Any expression for an integral of the form:

\[ I \equiv \int_a^b f(x) dx \approx \sum_{i=1}^{N} w_i f(x_i) \]

is called a quadrature rule in numerical analysis. Here \(w_i\) are the weights multiplying the function values. Different quadrature rules will have different weights and have differing accuracy and convergence properties.

Simple numerical integration#

We’ll first look at the case where we represent the data using a low order polynomial and approximate the integral under the function as the area under the polynomial. With evenly spaced points, these are sometimes called Newton-Cotes quadrature rules.

Rectangle rule#

The simplest method of doing a numerical integral is to approximate the function as a constant. This means we use a single value of \(f(x)\) to compute the integral. For instance, we use \(f(a)\), the value of the function at the leftmost point of the integration range. This is called the rectangle rule:

\[ I_r = f(a) (b - a) \]

Visually, this looks like:

rectangle rule

Trapezoid rule#

The rectangle rule did not account for any variation of \(f(x)\) over the domain. But we can do better simply by evaluating \(f(x)\) at the endpoints of each domain and connecting them via a straight line—this is a linear interpolation. Now we have a trapezoids, so the integral is just the area of the trapezoid, giving rise to the trapezoid rule.

\[ I_t = \frac{b - a}{2} (f(a) + f(b)) \]

Visually, this looks like:

trapezoid rule

Simpson’s rule#

With the trapezoid, we represented that data as a line in each slab. We can move up to a parabola, but now we need 3 points, so we will use the midpoint of the domain as well. We then compute the integral by integrating under the parabola.

\[ I_s = \frac{b - a}{6} \left [f(a) + 4 f\left (\frac{a+b}{2}\right ) + f(b) \right ] \]

Visually, this looks like:

Simpsons rule

Example:

Consider the function

\[ f(x) = 1 + \frac{x}{4} \sin(\pi x) \]

(this is the function that is drawn in the figures).
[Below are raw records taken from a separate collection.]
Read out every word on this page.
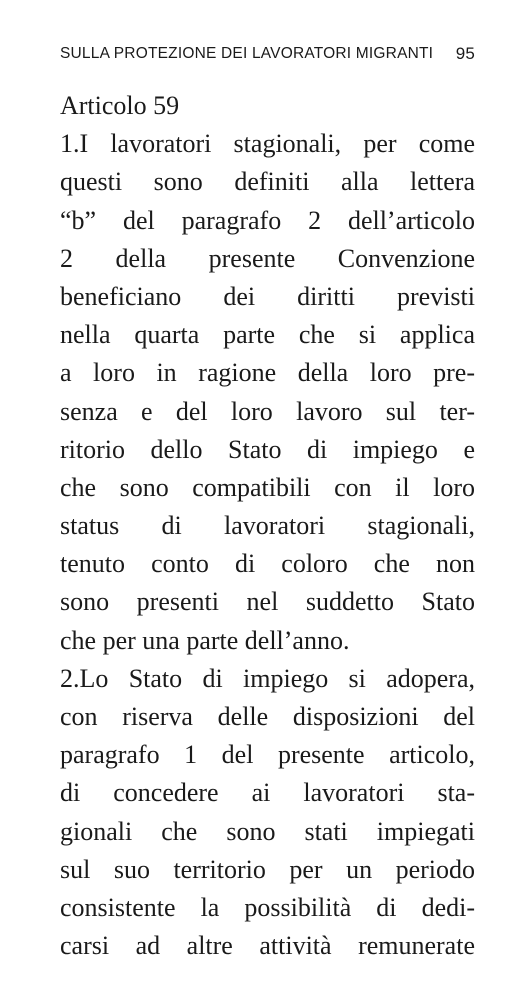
SULLA PROTEZIONE DEI LAVORATORI MIGRANTI 95
Articolo 59
1.I lavoratori stagionali, per come
questi sono definiti alla lettera
“b” del paragrafo 2 dell’articolo
2 della presente Convenzione
beneficiano dei diritti previsti
nella quarta parte che si applica
a loro in ragione della loro pre-
senza e del loro lavoro sul ter-
ritorio dello Stato di impiego e
che sono compatibili con il loro
status di lavoratori stagionali,
tenuto conto di coloro che non
sono presenti nel suddetto Stato
che per una parte dell’anno.
2.Lo Stato di impiego si adopera,
con riserva delle disposizioni del
paragrafo 1 del presente articolo,
di concedere ai lavoratori sta-
gionali che sono stati impiegati
sul suo territorio per un periodo
consistente la possibilità di dedi-
carsi ad altre attività remunerate
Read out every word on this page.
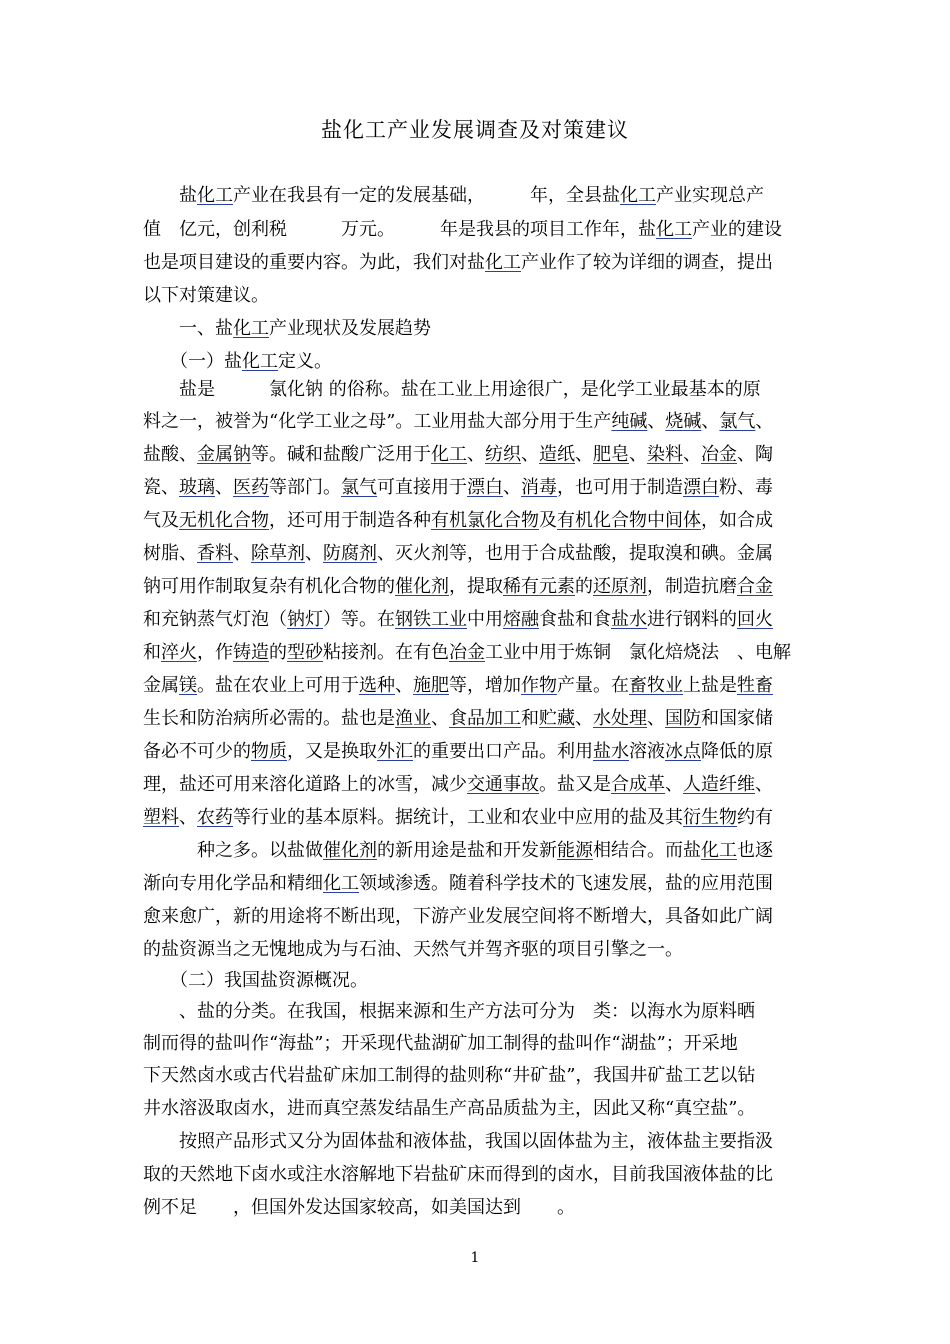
盐化工产业发展调查及对策建议
　　盐化工产业在我县有一定的发展基础，　　　年，全县盐化工产业实现总产
值　亿元，创利税　　　万元。　　　年是我县的项目工作年，盐化工产业的建设
也是项目建设的重要内容。为此，我们对盐化工产业作了较为详细的调查，提出
以下对策建议。
　　一、盐化工产业现状及发展趋势
　　（一）盐化工定义。
　　盐是　　　氯化钠 的俗称。盐在工业上用途很广，是化学工业最基本的原
料之一，被誉为“化学工业之母”。工业用盐大部分用于生产纯碱、烧碱、氯气、
盐酸、金属钠等。碱和盐酸广泛用于化工、纺织、造纸、肥皂、染料、冶金、陶
瓷、玻璃、医药等部门。氯气可直接用于漂白、消毒，也可用于制造漂白粉、毒
气及无机化合物，还可用于制造各种有机氯化合物及有机化合物中间体，如合成
树脂、香料、除草剂、防腐剂、灭火剂等，也用于合成盐酸，提取溴和碘。金属
钠可用作制取复杂有机化合物的催化剂，提取稀有元素的还原剂，制造抗磨合金
和充钠蒸气灯泡（钠灯）等。在钢铁工业中用熔融食盐和食盐水进行钢料的回火
和淬火，作铸造的型砂粘接剂。在有色冶金工业中用于炼铜　氯化焙烧法　、电解
金属镁。盐在农业上可用于选种、施肥等，增加作物产量。在畜牧业上盐是牲畜
生长和防治病所必需的。盐也是渔业、食品加工和贮藏、水处理、国防和国家储
备必不可少的物质，又是换取外汇的重要出口产品。利用盐水溶液冰点降低的原
理，盐还可用来溶化道路上的冰雪，减少交通事故。盐又是合成革、人造纤维、
塑料、农药等行业的基本原料。据统计，工业和农业中应用的盐及其衍生物约有
　　　种之多。以盐做催化剂的新用途是盐和开发新能源相结合。而盐化工也逐
渐向专用化学品和精细化工领域渗透。随着科学技术的飞速发展，盐的应用范围
愈来愈广，新的用途将不断出现，下游产业发展空间将不断增大，具备如此广阔
的盐资源当之无愧地成为与石油、天然气并驾齐驱的项目引擎之一。
　　（二）我国盐资源概况。
　　、盐的分类。在我国，根据来源和生产方法可分为　类：以海水为原料晒
制而得的盐叫作“海盐”；开采现代盐湖矿加工制得的盐叫作“湖盐”；开采地
下天然卤水或古代岩盐矿床加工制得的盐则称“井矿盐”，我国井矿盐工艺以钻
井水溶汲取卤水，进而真空蒸发结晶生产高品质盐为主，因此又称“真空盐”。
　　按照产品形式又分为固体盐和液体盐，我国以固体盐为主，液体盐主要指汲
取的天然地下卤水或注水溶解地下岩盐矿床而得到的卤水，目前我国液体盐的比
例不足　　，但国外发达国家较高，如美国达到　　。
1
Compute

\[ I = \int_{1/2}^{3/2} f(x) dx \]

using the rectangle rule, trapezoid rule, and Simpson’s rule.

Note: the analytic result is

\[ I = 1 - \frac{1}{2\pi^2} \approx 0.949 \]
# define the function

def f(x):
    return 1 + 0.25 * x * np.sin(np.pi * x)

a = 0.5
b = 1.5

# compute the 3 different approximations

I_r = f(a) * (b - a)
I_t = 0.5 * (f(a) + f(b)) * (b - a)
I_s = (b - a) / 6.0 * (f(a) + 4 * f((a + b)/2) + f(b))

I_a = 1 - 1/(2 * np.pi**2)

print(I_r, I_t, I_s, I_a)
1.125 0.875 0.9583333333333333 0.9493394081788311

Note: you can compare you answers to the figures. You should see that for the rectangle rule you got the largest error and your value is larger than the true integral—just like the shaded rectangle is above the true function over almost all of the domain. With the trapezoid rule, you should see that your approximation is smaller than the true integral—again, just like how the shaded area is below the true function over most of the domain.